A question on Induction

Question

Prove that: for any natural number $n\ge10$, $$2^n\ge n^3.$$ How can I prove by induction if $n\ge10$ and I must do that $2^n\ge n^3$?

I stop on this step: $$2^{n+1}\ge n^3+3n^2+3n+1.$$

Here's the question I'm trying to prove. I'm just not certain how I should approach the inductive / constructor step. I proved induction wrote $n+1$ instead of $n$.

I think I have everything right until the induction step.

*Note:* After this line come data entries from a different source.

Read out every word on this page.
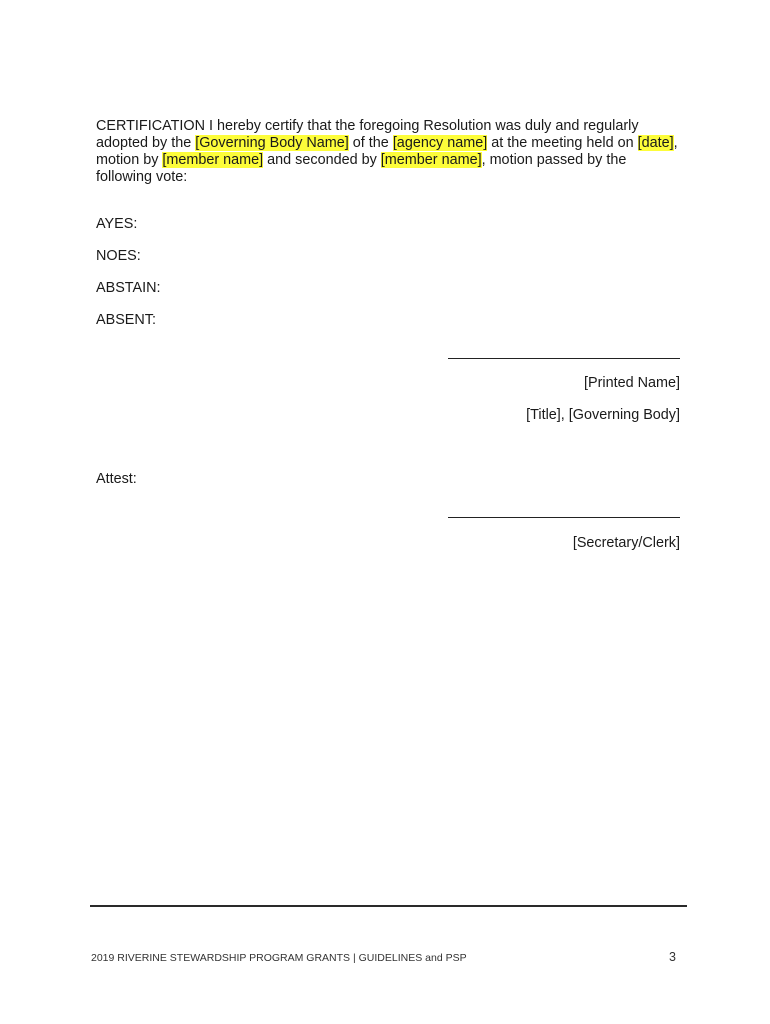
CERTIFICATION I hereby certify that the foregoing Resolution was duly and regularly adopted by the [Governing Body Name] of the [agency name] at the meeting held on [date], motion by [member name] and seconded by [member name], motion passed by the following vote:

AYES:
NOES:
ABSTAIN:
ABSENT:
[Printed Name]
[Title], [Governing Body]
Attest:
[Secretary/Clerk]
2019 RIVERINE STEWARDSHIP PROGRAM GRANTS | GUIDELINES and PSP	3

But I don’t know what I should do next step, because I had never solve inequality before I began ask questions on this site.

Answer 1

HINT:

The basis for induction is easy (just substitute $n=10$).

For the induction hypothesis, suppose that $n=k$ holds, so $$2^k\ge k^3$$ for some $k\ge 10$.

Consider $n=k+1$:

$$2^{k+1}=2\cdot2^k\ge2k^3$$ and all you have to do now is show that $$2k^3\ge(k+1)^3$$ for $k\ge10$.

Answer 2

$2^(n+1) = 2^n*2 >= 2n^3$

Compare $2n^3$ to $n^3 + 3n^2 + 3n + 1$

$n^3 vs. 3n^2 + 3n + 1$

We can start to see that the left hand side is greater than the right hand side for n>=10. It is true at n=10.

Consider each side as two functions. Then taking derivatives we have $3n^2$ and $6n + 3$

The left function is increasing faster than the right function for n > 10.